Returns: dataset (DataFrame): The dataset with missing values generated under the MAR mechanism.
Reference: [1] Santos, M. S., R. C. Pereira, A. F. Costa, J. P. Soares, J. Santos, and P. H. Abreu. 2019. Generating Synthetic Missing Data: A Review by Missing Mechanism. IEEE Access 7: 11651–67.
median
Function to generate missing data in the feature (x_miss) using the median of an observed feature.
Returns: dataset (DataFrame): The dataset with missing values generated under the MAR mechanism.
Reference: [1] Santos, M. S., R. C. Pereira, A. F. Costa, J. P. Soares, J. Santos, and P. H. Abreu. 2019. Generating Synthetic Missing Data: A Review by Missing Mechanism.
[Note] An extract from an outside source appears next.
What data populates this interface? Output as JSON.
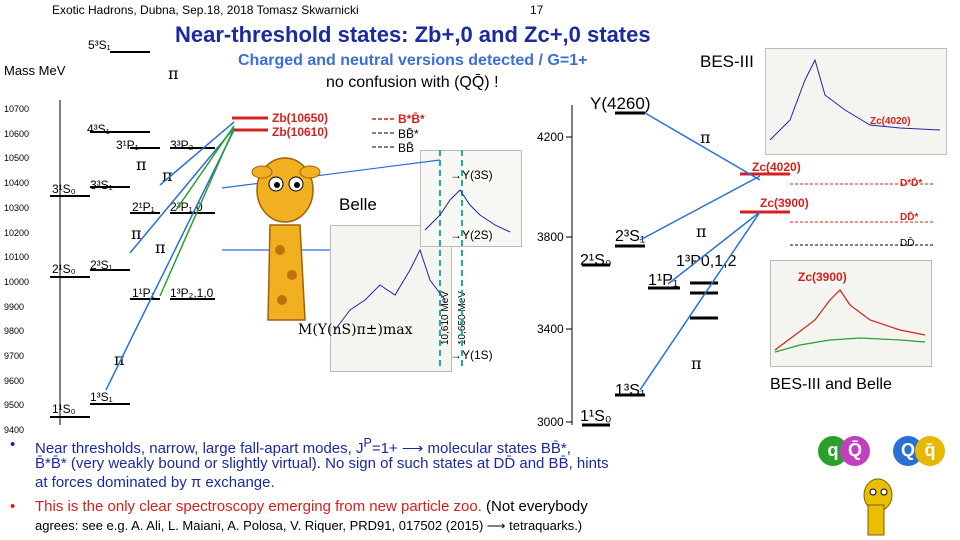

IEEE Access 7: 11651–67.
highest
Function to generate missing values in the feature (x_miss) using the highest values from an observed feature.
Returns: dataset (DataFrame): The dataset with missing values generated under the MAR mechanism.
Reference: [1] Santos, M. S., R. C. Pereira, A. F. Costa, J. P. Soares, J. Santos, and P. H. Abreu. 2019. Generating Synthetic Missing Data: A Review by Missing Mechanism. IEEE Access 7: 11651–67.
mix
Function to generate missing values in the feature (x_miss) using the N/2 lowest values and N/2 highest values from an observed feature.
Returns: dataset (DataFrame): The dataset with missing values generated under the MAR mechanism.
Reference: [1] Santos, M. S., R. C. Pereira, A. F. Costa, J. P. Soares, J. Santos, and P. H. Abreu. 2019. Generating Synthetic Missing Data: A Review by Missing Mechanism. IEEE Access 7: 11651–67.